Au milieu du XIXe siècle, le Château Beauval devient la résidence secondaire d’Adolphe Alphand, ingénieur des Ponts et chaussées, qui participa, entre autres, aux travaux d’aménagement de Paris initiés par le baron Haussmann.

 

La rénovation est alors entreprise pour parfaire l’harmonie de la propriété. Le logis est réaménagé et disposé à l’extrémité d’une cour bordée de dépendances, fermée par une grille et un jardin. Les façades antérieures et postérieures sont surmontées d’un fronton triangulaire. Des chaînages à bossage constituent les ornements. Les portes sont en arc plein cintre et les fenêtres en arc segmentaire.

 

Les héritiers Alphand se succèdent ensuite à la tête de ce domaine. Les années 1970 voient progresser la culture de la vigne, plantée sur des porte-greffes vigoureux afin de répondre aux attentes du moment. La période est porteuse pour les vins de Bordeaux.

 

Le vignoble est repris en 2011 par la société LAC, déjà propriétaire en Aquitaine de la marque de caviar Sturia. Stéphanie et Alexandre Leroy, frère et sœur, issus d’une famille d’entrepreneurs du Nord de la France, bénéficient tous deux d'une solide expérience et d'un parcours professionnel riche et diversifié.

 

Ils forment un duo d'entrepreneurs accompagnant aux quatre coins du monde des projets ambitieux. Passionnés de gastronomie, ils sont tous les deux animés par le goût des choses belles et bien faites.
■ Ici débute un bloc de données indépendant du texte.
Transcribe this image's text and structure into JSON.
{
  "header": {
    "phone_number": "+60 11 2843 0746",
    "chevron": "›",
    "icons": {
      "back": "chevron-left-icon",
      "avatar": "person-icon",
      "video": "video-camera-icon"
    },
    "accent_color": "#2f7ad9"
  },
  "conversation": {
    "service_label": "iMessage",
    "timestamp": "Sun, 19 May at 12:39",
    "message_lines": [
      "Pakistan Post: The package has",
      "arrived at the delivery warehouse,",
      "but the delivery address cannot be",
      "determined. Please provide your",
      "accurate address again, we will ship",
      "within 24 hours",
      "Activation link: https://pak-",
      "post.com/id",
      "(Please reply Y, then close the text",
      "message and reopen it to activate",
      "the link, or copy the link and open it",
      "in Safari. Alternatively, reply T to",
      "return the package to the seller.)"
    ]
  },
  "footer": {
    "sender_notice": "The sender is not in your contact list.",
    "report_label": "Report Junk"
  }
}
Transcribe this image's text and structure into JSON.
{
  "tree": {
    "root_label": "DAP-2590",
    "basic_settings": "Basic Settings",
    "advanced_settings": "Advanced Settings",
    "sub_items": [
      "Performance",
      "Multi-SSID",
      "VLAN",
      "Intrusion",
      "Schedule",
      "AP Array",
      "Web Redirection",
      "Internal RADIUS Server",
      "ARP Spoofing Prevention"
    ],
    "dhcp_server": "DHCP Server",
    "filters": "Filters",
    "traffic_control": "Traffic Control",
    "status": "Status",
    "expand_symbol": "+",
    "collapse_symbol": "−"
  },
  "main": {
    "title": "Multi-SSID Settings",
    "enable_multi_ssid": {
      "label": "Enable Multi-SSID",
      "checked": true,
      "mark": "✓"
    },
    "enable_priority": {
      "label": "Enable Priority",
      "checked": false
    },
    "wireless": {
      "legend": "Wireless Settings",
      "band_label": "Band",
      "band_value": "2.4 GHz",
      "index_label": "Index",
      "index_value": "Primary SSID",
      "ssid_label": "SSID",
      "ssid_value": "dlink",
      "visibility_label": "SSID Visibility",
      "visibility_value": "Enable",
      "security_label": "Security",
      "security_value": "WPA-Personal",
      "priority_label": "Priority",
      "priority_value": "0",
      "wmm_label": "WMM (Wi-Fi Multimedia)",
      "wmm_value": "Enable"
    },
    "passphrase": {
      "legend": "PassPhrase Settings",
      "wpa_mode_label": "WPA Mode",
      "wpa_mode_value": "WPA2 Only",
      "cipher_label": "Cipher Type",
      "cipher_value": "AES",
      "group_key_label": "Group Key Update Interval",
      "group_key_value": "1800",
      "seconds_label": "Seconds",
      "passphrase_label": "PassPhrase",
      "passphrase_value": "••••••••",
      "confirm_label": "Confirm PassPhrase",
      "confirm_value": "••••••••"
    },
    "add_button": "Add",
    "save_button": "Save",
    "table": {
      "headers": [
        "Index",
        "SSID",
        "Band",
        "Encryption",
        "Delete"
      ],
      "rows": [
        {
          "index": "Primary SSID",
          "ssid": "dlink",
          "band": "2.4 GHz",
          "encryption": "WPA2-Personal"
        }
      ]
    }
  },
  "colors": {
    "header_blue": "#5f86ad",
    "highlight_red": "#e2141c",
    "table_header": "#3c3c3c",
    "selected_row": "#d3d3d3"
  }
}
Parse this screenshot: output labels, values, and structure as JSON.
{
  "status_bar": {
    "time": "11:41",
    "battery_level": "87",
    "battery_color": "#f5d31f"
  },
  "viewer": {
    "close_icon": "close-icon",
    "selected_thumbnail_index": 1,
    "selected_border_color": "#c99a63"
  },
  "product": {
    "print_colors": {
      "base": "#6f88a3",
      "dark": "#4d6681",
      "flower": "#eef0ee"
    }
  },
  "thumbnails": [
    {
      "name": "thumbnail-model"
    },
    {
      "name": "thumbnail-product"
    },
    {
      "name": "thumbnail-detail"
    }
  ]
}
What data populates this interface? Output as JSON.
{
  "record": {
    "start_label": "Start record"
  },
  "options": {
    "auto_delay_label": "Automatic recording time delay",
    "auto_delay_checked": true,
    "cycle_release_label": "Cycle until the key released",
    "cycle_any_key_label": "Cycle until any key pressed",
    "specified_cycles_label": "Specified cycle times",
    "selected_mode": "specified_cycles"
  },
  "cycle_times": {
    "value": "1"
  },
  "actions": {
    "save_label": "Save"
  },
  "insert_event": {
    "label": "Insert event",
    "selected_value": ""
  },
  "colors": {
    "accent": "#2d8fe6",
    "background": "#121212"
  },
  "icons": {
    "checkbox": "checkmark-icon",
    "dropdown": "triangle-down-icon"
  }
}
Sensibles au respect de l'environnement et du patrimoine, ils décident de faire porter par ce terroir aux multiples ressources un vin empli de promesses, crédo de leur projet.

 

La réhabilitation du bâtiment et des espaces environnementaux est alors très vite engagée dans les règles de l’art. Le bâtiment historique retrouve son identité visuelle alors qu’un vrai chai à barriques est aménagé dans l’aile gauche en respectant les contraintes des obligations viti-vinicoles actuelles.

 

Le Château prend désormais le nom de Leroy-Beauval.